驚いた男は急いでメモ帳をしまおうとしたが、慌てたせいでポケットに入りきらずにぽとりと足元に落としてしまった。
「なあにそれ」
女は当然その物体に興味を示した。
「いや、なんでもないよ。授業の準備に必要な物を忘れない様に書いてるんだよ。それで? もうひとつってなんだ」
女は怪しそうにポケットのそれを窺っていたが、男は話を逸らして交わす。
「ふうん。まあ、いいわ。言い忘れてたけど移動しても明かりは点けないでね。目立って誰かに来られてもいけないし。あなたそういうとこに気が回りそうにないから」
人を馬鹿にするようなことをわざわざ戻って言いに来たのかと、男は顔を曇らせたが、
「分ったよ。まあ今日は何かの飲み会で教師全員出払ってるから当分は戻ってこないと思うがね」
そう言ってわずかばかり女に反抗してみせた。
「あ、そう。じゃあいいわ。でもあなたはその会に呼ばれないのね。かわいそうに」
人の神経を逆なでするのが上手い女である。そう言った女の表情は男に対する嫌悪感たっぷりだった。

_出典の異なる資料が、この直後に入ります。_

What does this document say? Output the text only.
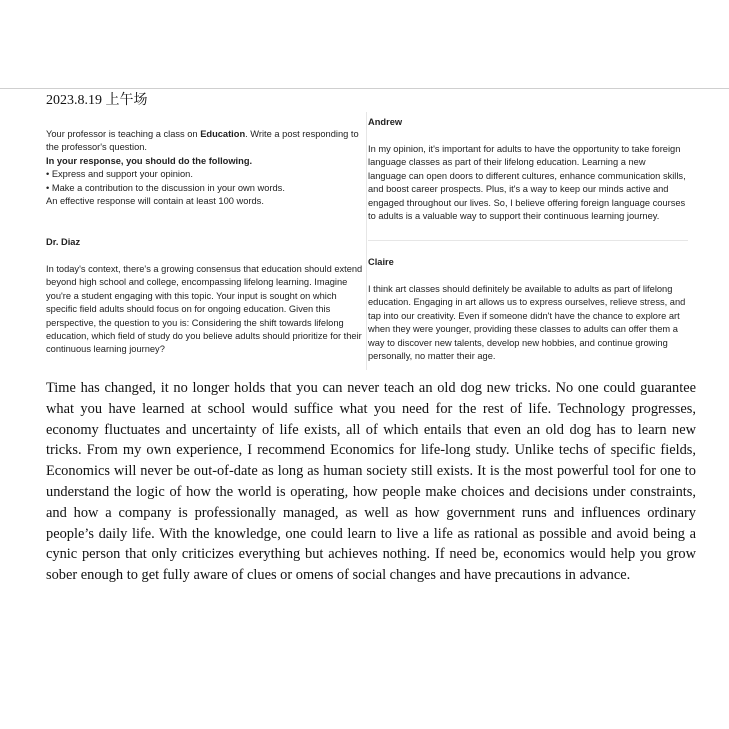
2023.8.19 上午场

Your professor is teaching a class on Education. Write a post responding to the professor's question.

In your response, you should do the following.

• Express and support your opinion.

• Make a contribution to the discussion in your own words.

An effective response will contain at least 100 words.

Dr. Diaz
In today's context, there's a growing consensus that education should extend beyond high school and college, encompassing lifelong learning. Imagine you're a student engaging with this topic. Your input is sought on which specific field adults should focus on for ongoing education. Given this perspective, the question to you is: Considering the shift towards lifelong education, which field of study do you believe adults should prioritize for their continuous learning journey?
Andrew
In my opinion, it's important for adults to have the opportunity to take foreign language classes as part of their lifelong education. Learning a new language can open doors to different cultures, enhance communication skills, and boost career prospects. Plus, it's a way to keep our minds active and engaged throughout our lives. So, I believe offering foreign language courses to adults is a valuable way to support their continuous learning journey.
Claire
I think art classes should definitely be available to adults as part of lifelong education. Engaging in art allows us to express ourselves, relieve stress, and tap into our creativity. Even if someone didn't have the chance to explore art when they were younger, providing these classes to adults can offer them a way to discover new talents, develop new hobbies, and continue growing personally, no matter their age.
Time has changed, it no longer holds that you can never teach an old dog new tricks. No one could guarantee what you have learned at school would suffice what you need for the rest of life. Technology progresses, economy fluctuates and uncertainty of life exists, all of which entails that even an old dog has to learn new tricks. From my own experience, I recommend Economics for life-long study. Unlike techs of specific fields, Economics will never be out-of-date as long as human society still exists. It is the most powerful tool for one to understand the logic of how the world is operating, how people make choices and decisions under constraints, and how a company is professionally managed, as well as how government runs and influences ordinary people’s daily life. With the knowledge, one could learn to live a life as rational as possible and avoid being a cynic person that only criticizes everything but achieves nothing. If need be, economics would help you grow sober enough to get fully aware of clues or omens of social changes and have precautions in advance.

「まあね。慣れたもんさ。それに今日はもっと大事なものがここにあるからね。そうだろう?」
男も必死に抵抗する。
「ふん、じゃあそういうことだから。私もうずうずしてるんだからさっさと動いてね。竹本先生」
黒い髪を掻き上げ、挑発的にそう言い残すと女は部屋から姿を消した。
「調子に乗るのも今のうちだぞ、大久保……」
竹本は怒りを押し殺し震える手を抑えた。そして足元に横たわる男に視線を落とすと、
「お前には恨みは無いんだが……悪く思うなよ、馬原」
そう呟いて、床の上に完全に脱力した男の上半身を非力な腕で抱え起こし、両足を引きずりながら女の後、を追った。
闇が包み込む静寂の中に竹本の荒い息遣いと、ズルズルと重い物を引きずる音だけが小さく響き渡った。